The range command works in a similar way to get but looks for a sequence of keys rather than a single point.
Syntax
r [INT1] [INT2]
The 'r' indicates that this is a range request for all the keys from INT1
inclusive to INT2
exclusive. If the range is completely empty than the output should be a blank line, otherwise the output should be a space delineated list of all the found pairs (in the format key:value); order is irrelevant.
Example:
p 10 7
p 13 2
p 17 99
p 12 22
r 10 12
r 10 15
r 14 17
r 0 100
output:
10:7
10:7 12:22 13:2
10:7 12:22 13:2 17:99
In this example, we first put a number of keys and then collect the values with the range command. The first range prints only the pair 10:7. The pair associated with key 12 is not printed because ranges are half open: [lower_key, higher_key)
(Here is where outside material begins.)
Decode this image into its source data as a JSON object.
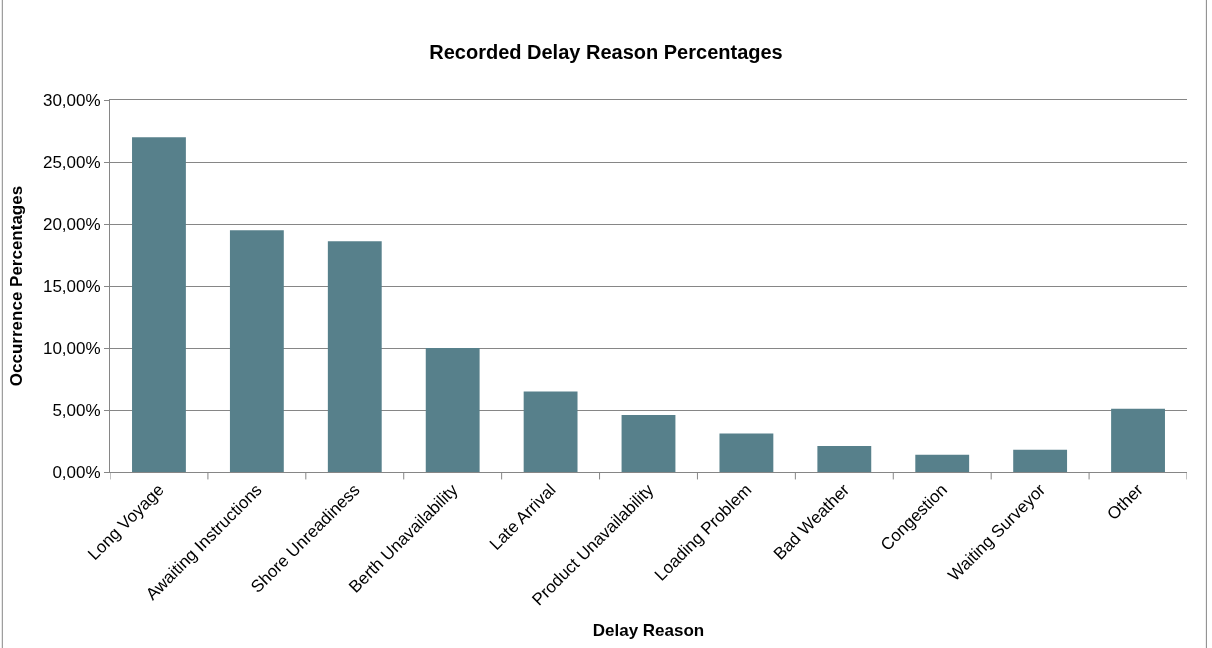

. The next range doesn't include key 17 but captures the others. The range [14,17)
is empty so a blank line is output. Finally an oversized range captures all of the pair.
The delete command will remove a single key-value pair from the LSM-Tree.
Syntax
d [INT1]
The 'd' indicates that this is a delete command for key INT1
and its associated value (whatever that may be). A delete of a non-existing key has no effect.
Example:
p 10 7
p 12 5
g 10
d 10
g 10
g 12
output:
7
5
First the two pairs 10:7 and 12:5 are put into the tree. Next, we get key 10 which outputs the value 7. Key 10 is then deleted which generates no output. When we then try to get key 10 a second time we get a blank as the key has been deleted. Finally we get key 12 which is unaffected by the delete and therefore outputs the value 5.
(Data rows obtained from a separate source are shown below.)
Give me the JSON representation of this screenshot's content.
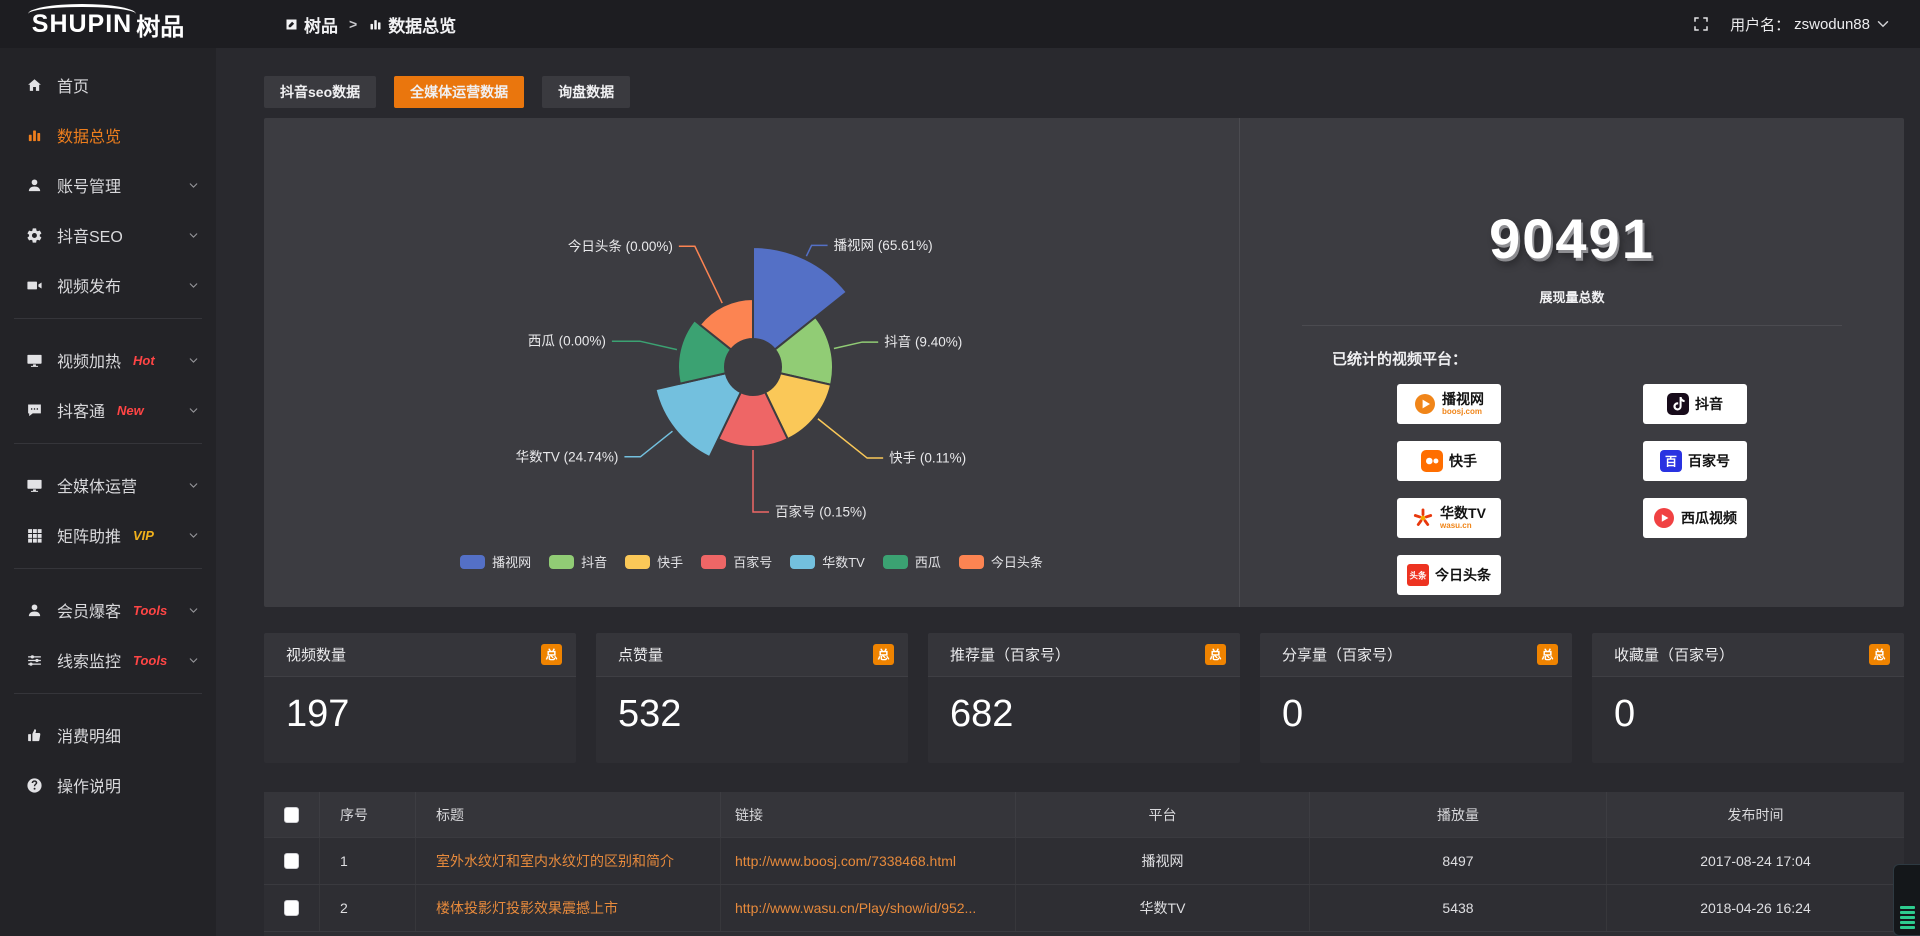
{
  "topbar": {
    "logo_text": "SHUPIN",
    "logo_suffix": "树品",
    "breadcrumb": [
      {
        "icon": "doc-icon",
        "label": "树品"
      },
      {
        "icon": "bar-chart-icon",
        "label": "数据总览"
      }
    ],
    "breadcrumb_separator": ">",
    "username_prefix": "用户名：",
    "username": "zswodun88"
  },
  "sidebar": {
    "items": [
      {
        "label": "首页",
        "icon": "home-icon"
      },
      {
        "label": "数据总览",
        "icon": "bar-chart-icon",
        "active": true
      },
      {
        "label": "账号管理",
        "icon": "user-icon",
        "expandable": true
      },
      {
        "label": "抖音SEO",
        "icon": "gear-icon",
        "expandable": true
      },
      {
        "label": "视频发布",
        "icon": "video-icon",
        "expandable": true,
        "divider_after": true
      },
      {
        "label": "视频加热",
        "icon": "monitor-icon",
        "badge": "Hot",
        "badge_style": "hot",
        "expandable": true
      },
      {
        "label": "抖客通",
        "icon": "chat-icon",
        "badge": "New",
        "badge_style": "hot",
        "expandable": true,
        "divider_after": true
      },
      {
        "label": "全媒体运营",
        "icon": "display-icon",
        "expandable": true
      },
      {
        "label": "矩阵助推",
        "icon": "grid-icon",
        "badge": "VIP",
        "badge_style": "vip",
        "expandable": true,
        "divider_after": true
      },
      {
        "label": "会员爆客",
        "icon": "member-icon",
        "badge": "Tools",
        "badge_style": "hot",
        "expandable": true
      },
      {
        "label": "线索监控",
        "icon": "sliders-icon",
        "badge": "Tools",
        "badge_style": "hot",
        "expandable": true,
        "divider_after": true
      },
      {
        "label": "消费明细",
        "icon": "wallet-icon"
      },
      {
        "label": "操作说明",
        "icon": "question-icon"
      }
    ]
  },
  "tabs": [
    {
      "label": "抖音seo数据",
      "active": false
    },
    {
      "label": "全媒体运营数据",
      "active": true
    },
    {
      "label": "询盘数据",
      "active": false
    }
  ],
  "chart_data": {
    "type": "pie",
    "variant": "nightingale-rose",
    "unit": "percent",
    "legend_position": "bottom",
    "platforms": [
      {
        "name": "播视网",
        "percent": 65.61,
        "color": "#5470c6",
        "radius_hint": 120
      },
      {
        "name": "抖音",
        "percent": 9.4,
        "color": "#91cc75",
        "radius_hint": 80
      },
      {
        "name": "快手",
        "percent": 0.11,
        "color": "#fac858",
        "radius_hint": 80
      },
      {
        "name": "百家号",
        "percent": 0.15,
        "color": "#ee6666",
        "radius_hint": 80
      },
      {
        "name": "华数TV",
        "percent": 24.74,
        "color": "#73c0de",
        "radius_hint": 100
      },
      {
        "name": "西瓜",
        "percent": 0.0,
        "color": "#3ba272",
        "radius_hint": 75
      },
      {
        "name": "今日头条",
        "percent": 0.0,
        "color": "#fc8452",
        "radius_hint": 68
      }
    ]
  },
  "summary": {
    "total": "90491",
    "total_label": "展现量总数",
    "platforms_title": "已统计的视频平台：",
    "platform_badges_left": [
      {
        "label": "播视网",
        "sub": "boosj.com",
        "icon": "boosj-logo"
      },
      {
        "label": "快手",
        "icon": "kuaishou-logo"
      },
      {
        "label": "华数TV",
        "sub": "wasu.cn",
        "icon": "wasu-logo"
      },
      {
        "label": "今日头条",
        "icon": "toutiao-logo"
      }
    ],
    "platform_badges_right": [
      {
        "label": "抖音",
        "icon": "douyin-logo"
      },
      {
        "label": "百家号",
        "icon": "baijiahao-logo"
      },
      {
        "label": "西瓜视频",
        "icon": "xigua-logo"
      }
    ]
  },
  "stat_cards": [
    {
      "title": "视频数量",
      "badge": "总",
      "value": "197"
    },
    {
      "title": "点赞量",
      "badge": "总",
      "value": "532"
    },
    {
      "title": "推荐量（百家号）",
      "badge": "总",
      "value": "682"
    },
    {
      "title": "分享量（百家号）",
      "badge": "总",
      "value": "0"
    },
    {
      "title": "收藏量（百家号）",
      "badge": "总",
      "value": "0"
    }
  ],
  "table": {
    "columns": [
      "",
      "序号",
      "标题",
      "链接",
      "平台",
      "播放量",
      "发布时间"
    ],
    "rows": [
      {
        "index": "1",
        "title": "室外水纹灯和室内水纹灯的区别和简介",
        "link": "http://www.boosj.com/7338468.html",
        "platform": "播视网",
        "plays": "8497",
        "published": "2017-08-24 17:04"
      },
      {
        "index": "2",
        "title": "楼体投影灯投影效果震撼上市",
        "link": "http://www.wasu.cn/Play/show/id/952...",
        "platform": "华数TV",
        "plays": "5438",
        "published": "2018-04-26 16:24"
      }
    ]
  },
  "colors": {
    "accent": "#ea760d",
    "badge": "#ef8300",
    "link": "#e78a3c",
    "hot": "#ff4545",
    "vip": "#f0b11c",
    "panel": "#3c3c41"
  }
}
The load command is included as a way to insert many values into the tree without the need to read and parse individual ascii lines.
Syntax
l "/path/to/file_name"
The 'l' command code is used for load. This command takes a single string argument. The string is a relative or absolute path to a binary file of integers that should be loaded into the tree. Note that there is no guarantee that the new values being inserted are absent from the current tree or unrepeated in the file, only that all of the pairs are puts in the order of the file.
Example:
l "~/load_file.bin"
This command will load the key value pairs contained in load_file.bin
in the home directory of the user running the workload. The layout of the binary file is
KEYvalueKEYvalueKEYvalue...
There is nothing but key-value pairs in the file. The first 4 bytes are the first key, the next 4 bytes are the first value and so on. Thus, a file of 32768 bytes has 4096 key value pairs to be loaded (though there could be fewer than 4096 pairs once loaded due to existing keys in the tree or duplicated keys in the file).
The print stats command is a command that allows the caller to view some information about the current state of the tree. This is helpful for debugging as well as the final evaluation. Each implementation may vary somewhat but at a minimum the function must include: (1) the number of logical key value pairs in the tree Logical Pairs: [some count]
; (2) the number of keys in each level of the tree LVL1: [Some count], ... , LVLN [some count]
; (3) a dump of the tree that includes the key, value, and which level it is on [Key]:[Value]:[Level]
.
Syntax
s
The 's' command code is used for printing stats. This command takes no arguments and prints out the stats for the tree.
Example:
This command will print out at a minimum the data listed above. For a very small tree one output might look like:
Logical Pairs: 12
LVL1: 3, LVL3: 11
45:56:L1 56:84:L1 91:45:L1
7:32:L3 19:73:L3 32:91:L3 45:64:L3 58:3:L3 61:10:L3 66:4:L3 85:15:L3 91:71:L3 95:87:L3 97:76:L3
Note: The information about the number of logical key-value pairs excludes all deleted and stale entries. However, they may be included in the per-level information if they actually exist in the tree.